My Plan Bs usually involved thinking fast and moving even faster. When you viewed it like that, everything right now was going perfectly to plan. The remnant Talon had left behind when he was brought up from that cell block was still relatively fresh and I followed it without trouble.

Trouble was what waited ahead for us. Tall, black, soul-slurping trouble.

Rudra Muralin claimed that the spellsingers were going to be fed to the Magh’Sceadu if he didn’t return. I knew for a fact that hadn’t happened yet. I remembered the Khrynsani with Sarad Nukpana last week in Mermeia. The moment the Saghred sucked their leader from the world of the living, every last one of them suddenly remembered somewhere else they had to be. A Khrynsani would take a prisoner; they’d take a life, but individual initiative? Forget it. Those shamans were probably shaking in sheer terror that the moment they fed the spellsingers to the Magh’Sceadu, Rudra Muralin would come waltzing back into that cell block. No one wanted to risk making a decision and taking the flack for any resulting screwups. It was the same in any organization, be it business, government, or a military brotherhood of sadistic goblins—everyone wants to take credit; no one lines up for blame.

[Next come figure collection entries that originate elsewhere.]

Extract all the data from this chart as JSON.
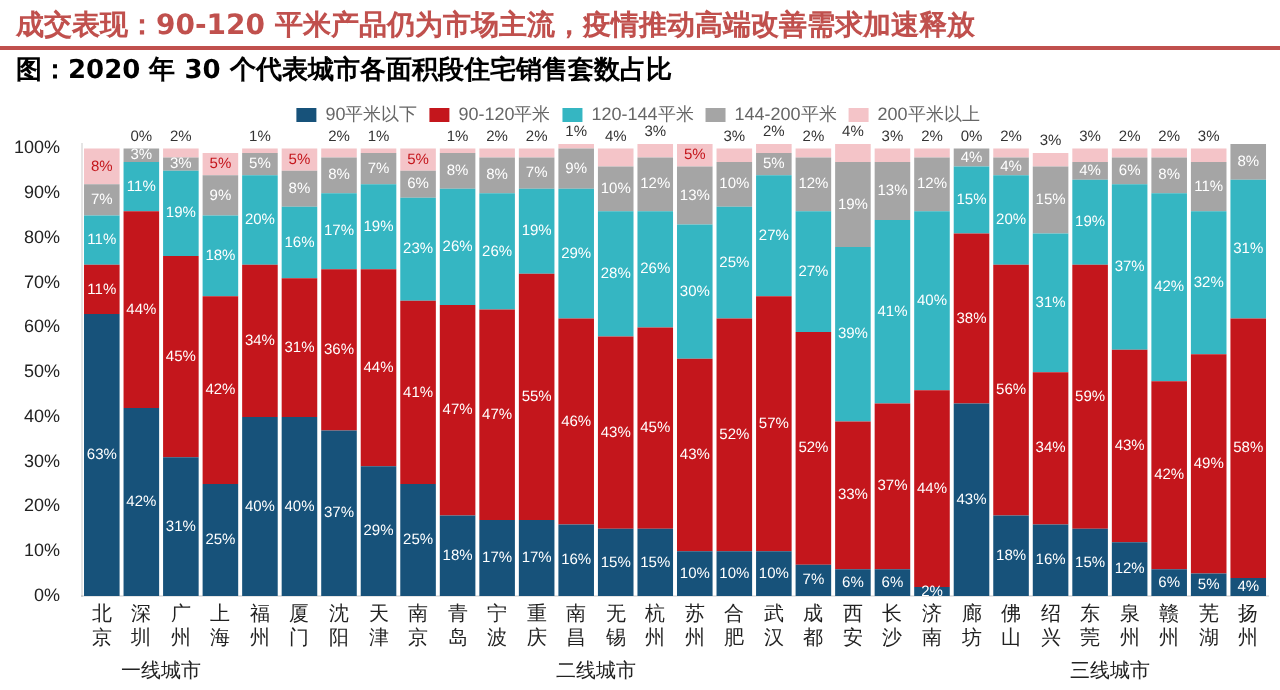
{
  "chart_data": {
    "type": "bar",
    "stacked": true,
    "title": "成交表现：90-120 平米产品仍为市场主流，疫情推动高端改善需求加速释放",
    "subtitle": "图：2020 年 30 个代表城市各面积段住宅销售套数占比",
    "categories": [
      "北京",
      "深圳",
      "广州",
      "上海",
      "福州",
      "厦门",
      "沈阳",
      "天津",
      "南京",
      "青岛",
      "宁波",
      "重庆",
      "南昌",
      "无锡",
      "杭州",
      "苏州",
      "合肥",
      "武汉",
      "成都",
      "西安",
      "长沙",
      "济南",
      "廊坊",
      "佛山",
      "绍兴",
      "东莞",
      "泉州",
      "赣州",
      "芜湖",
      "扬州"
    ],
    "series": [
      {
        "name": "90平米以下",
        "color": "#17527a",
        "values": [
          63,
          42,
          31,
          25,
          40,
          40,
          37,
          29,
          25,
          18,
          17,
          17,
          16,
          15,
          15,
          10,
          10,
          10,
          7,
          6,
          6,
          2,
          43,
          18,
          16,
          15,
          12,
          6,
          5,
          4
        ],
        "value_labels": [
          "63%",
          "42%",
          "31%",
          "25%",
          "40%",
          "40%",
          "37%",
          "29%",
          "25%",
          "18%",
          "17%",
          "17%",
          "16%",
          "15%",
          "15%",
          "10%",
          "10%",
          "10%",
          "7%",
          "6%",
          "6%",
          "2%",
          "43%",
          "18%",
          "16%",
          "15%",
          "12%",
          "6%",
          "5%",
          "4%"
        ]
      },
      {
        "name": "90-120平米",
        "color": "#c4161c",
        "values": [
          11,
          44,
          45,
          42,
          34,
          31,
          36,
          44,
          41,
          47,
          47,
          55,
          46,
          43,
          45,
          43,
          52,
          57,
          52,
          33,
          37,
          44,
          38,
          56,
          34,
          59,
          43,
          42,
          49,
          58
        ],
        "value_labels": [
          "11%",
          "44%",
          "45%",
          "42%",
          "34%",
          "31%",
          "36%",
          "44%",
          "41%",
          "47%",
          "47%",
          "55%",
          "46%",
          "43%",
          "45%",
          "43%",
          "52%",
          "57%",
          "52%",
          "33%",
          "37%",
          "44%",
          "38%",
          "56%",
          "34%",
          "59%",
          "43%",
          "42%",
          "49%",
          "58%"
        ]
      },
      {
        "name": "120-144平米",
        "color": "#35b6c2",
        "values": [
          11,
          11,
          19,
          18,
          20,
          16,
          17,
          19,
          23,
          26,
          26,
          19,
          29,
          28,
          26,
          30,
          25,
          27,
          27,
          39,
          41,
          40,
          15,
          20,
          31,
          19,
          37,
          42,
          32,
          31
        ],
        "value_labels": [
          "11%",
          "11%",
          "19%",
          "18%",
          "20%",
          "16%",
          "17%",
          "19%",
          "23%",
          "26%",
          "26%",
          "19%",
          "29%",
          "28%",
          "26%",
          "30%",
          "25%",
          "27%",
          "27%",
          "39%",
          "41%",
          "40%",
          "15%",
          "20%",
          "31%",
          "19%",
          "37%",
          "42%",
          "32%",
          "31%"
        ]
      },
      {
        "name": "144-200平米",
        "color": "#a5a5a5",
        "values": [
          7,
          3,
          3,
          9,
          5,
          8,
          8,
          7,
          6,
          8,
          8,
          7,
          9,
          10,
          12,
          13,
          10,
          5,
          12,
          19,
          13,
          12,
          4,
          4,
          15,
          4,
          6,
          8,
          11,
          8
        ],
        "value_labels": [
          "7%",
          "3%",
          "3%",
          "9%",
          "5%",
          "8%",
          "8%",
          "7%",
          "6%",
          "8%",
          "8%",
          "7%",
          "9%",
          "10%",
          "12%",
          "13%",
          "10%",
          "5%",
          "12%",
          "19%",
          "13%",
          "12%",
          "4%",
          "4%",
          "15%",
          "4%",
          "6%",
          "8%",
          "11%",
          "8%"
        ]
      },
      {
        "name": "200平米以上",
        "color": "#f4c4c8",
        "values": [
          8,
          0,
          2,
          5,
          1,
          5,
          2,
          1,
          5,
          1,
          2,
          2,
          1,
          4,
          3,
          5,
          3,
          2,
          2,
          4,
          3,
          2,
          0,
          2,
          3,
          3,
          2,
          2,
          3,
          0
        ],
        "value_labels": [
          "8%",
          "0%",
          "2%",
          "5%",
          "1%",
          "5%",
          "2%",
          "1%",
          "5%",
          "1%",
          "2%",
          "2%",
          "1%",
          "4%",
          "3%",
          "5%",
          "3%",
          "2%",
          "2%",
          "4%",
          "3%",
          "2%",
          "0%",
          "2%",
          "3%",
          "3%",
          "2%",
          "2%",
          "3%",
          null
        ]
      }
    ],
    "ylim": [
      0,
      101
    ],
    "yticks": [
      {
        "value": 0,
        "label": "0%"
      },
      {
        "value": 10,
        "label": "10%"
      },
      {
        "value": 20,
        "label": "20%"
      },
      {
        "value": 30,
        "label": "30%"
      },
      {
        "value": 40,
        "label": "40%"
      },
      {
        "value": 50,
        "label": "50%"
      },
      {
        "value": 60,
        "label": "60%"
      },
      {
        "value": 70,
        "label": "70%"
      },
      {
        "value": 80,
        "label": "80%"
      },
      {
        "value": 90,
        "label": "90%"
      },
      {
        "value": 100,
        "label": "100%"
      }
    ],
    "grid": false,
    "legend": "top",
    "annotations": [
      "一线城市",
      "二线城市",
      "三线城市"
    ]
  }
}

Those spellsingers were still alive. I knew it.

I also knew there were Magh’Sceadu down there.

Last week, I’d used the Saghred’s power to destroy six of them. But that was when I’d worn the Saghred’s amulet around my neck. It was a beacon my father had had made nearly nine hundred years ago to let him guard the Saghred from a safe distance.

When the Saghred had helped me destroy those Magh’Sceadu, it was still imprisoned in the vault where my father had hidden it. The Saghred had wanted me to find it, and I couldn’t very well do that if the Magh’Sceadu had slurped me up. The Saghred had a vested interest in helping me then. Would it help me now? I snorted silently. No way. To the Saghred, those Magh’Sceadu and the shamans that controlled them were waiters about to serve it the biggest meal it’d had in centuries.

And Piaras and I were walking right into the middle of it.

I’d wanted him to stay near the back of our group, protected along with Talon, but Piaras had refused.

Yesterday, Ronan Cayle had worked with Piaras on his repelling spellsongs, using mirage Magh’Sceadu as subjects. Piaras had been given five chances to stop them. He’d failed all five times. He knew that and he still wanted to be on the front line with me.

And I’d said yes.

I was either leading Piaras to what had to be one of the worst deaths imaginable, or he was going to be our best hope of stopping those Magh’Sceadu. Piaras was scared, but he was determined. And since chances weren’t all that great that we were going to make it out of these tunnels alive, I owed it to him to let him choose for himself how he was going out.